The slightly more surprising (though it really shouldn't have been) part for me, though, was the amount of love and support I received from my close friends and family. A dear friend sat with me to take notes and help arrange my thoughts as I crafted my speech. My parents sat in the hotel room with me and entertained Cam as I tried to calm my nerves (rather unsuccessfully - I get the WORST stage fright). More friends and family came to sit with Brian in the ballroom. With all of these people in my life sending all this love my family's way, all of the nervousness just melted away.

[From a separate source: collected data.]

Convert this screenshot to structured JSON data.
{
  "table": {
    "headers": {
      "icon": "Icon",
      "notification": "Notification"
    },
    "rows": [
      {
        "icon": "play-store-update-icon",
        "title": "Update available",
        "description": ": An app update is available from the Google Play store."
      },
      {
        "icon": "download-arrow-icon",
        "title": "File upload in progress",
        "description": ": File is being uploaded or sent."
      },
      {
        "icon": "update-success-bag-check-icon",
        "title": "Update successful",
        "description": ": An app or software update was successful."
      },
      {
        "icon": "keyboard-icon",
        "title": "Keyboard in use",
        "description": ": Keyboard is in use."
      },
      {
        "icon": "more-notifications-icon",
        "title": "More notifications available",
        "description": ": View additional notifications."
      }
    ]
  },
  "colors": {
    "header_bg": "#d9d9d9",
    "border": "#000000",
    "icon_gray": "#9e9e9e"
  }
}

I had only imagined that evening as far as giving my speech and getting Cam to bed. It did not occur to me how many of the guests would want to chat with me or share their own experience of heart disease. Moms and dads and siblings and grandparents with heart disease and heart stories- all in one room. Hearing their stories and having them thank me for sharing mine makes me feel like if we ALL keep talking about heart health, that maybe one day, someone will find a cause/cure for SCAD. One day.
My stress test and ultrasound is tomorrow afternoon. The last one I had was 2 months after my heart attack and not too much had improved in that time. I'm hoping that, having completed cardiac rehab, taking my meds and continuing regular exercise, that there will be a difference. I do worry about that damaged part causing me trouble at some point but I guess only time will tell.
On a lighter, happier and more exciting note, Cameron turns one next week. My not-so-little-baby/toddler-boy is going to be ONE. I can't believe it. Where did the year go? What were Brian and I like before Cameron came into our lives? Last night, the three of us enjoyed our dinner on the patio and when Cameron was finished (when he starts throwing his food to Mowgli), we let him crawl around. He pulled up on the back door, cruised along the siding and grabbed ahold of my chair. He then fastened his hands on the table and alternated between his tippy toes and letting his legs swing slightly as he dangled from the table. To Mowgli's dismay, he made a game of chasing the dog under the table and to the edge of the deck. When it was time to come in, my little boy had dirt under his nails and a few little scrapes on his knees - maybe a small glimpse of the not too distant future?
I can't wait to blog about the birthday boy next week.... and Heartiversary the week after! If it's not already on your calendar, my Heartiversary Happy Hour is Friday, April 13th at 3500 Winehaus. A suggested donation of $25 will get you food and wine samples. The restaurant is also donating back a portion of the wine by the glass/bottle sales that evening and my friend Kerry who made our wedding cake is making a heartiversary cake! We'll be there from 5:30-8:30pm and proceeds from the evening will benefit the local Go Red for Women movement and SCAD research. Please consider dropping by, even for a quick visit - I have received such wonderful messages from friends and acquaintances near and far and would love to share this milestone with you. I know it's opening day for the cardinals - keep your red on, come after the game and recharge before you go out!!
"In the end, what affects your life most deeply are the things too simple to talk about."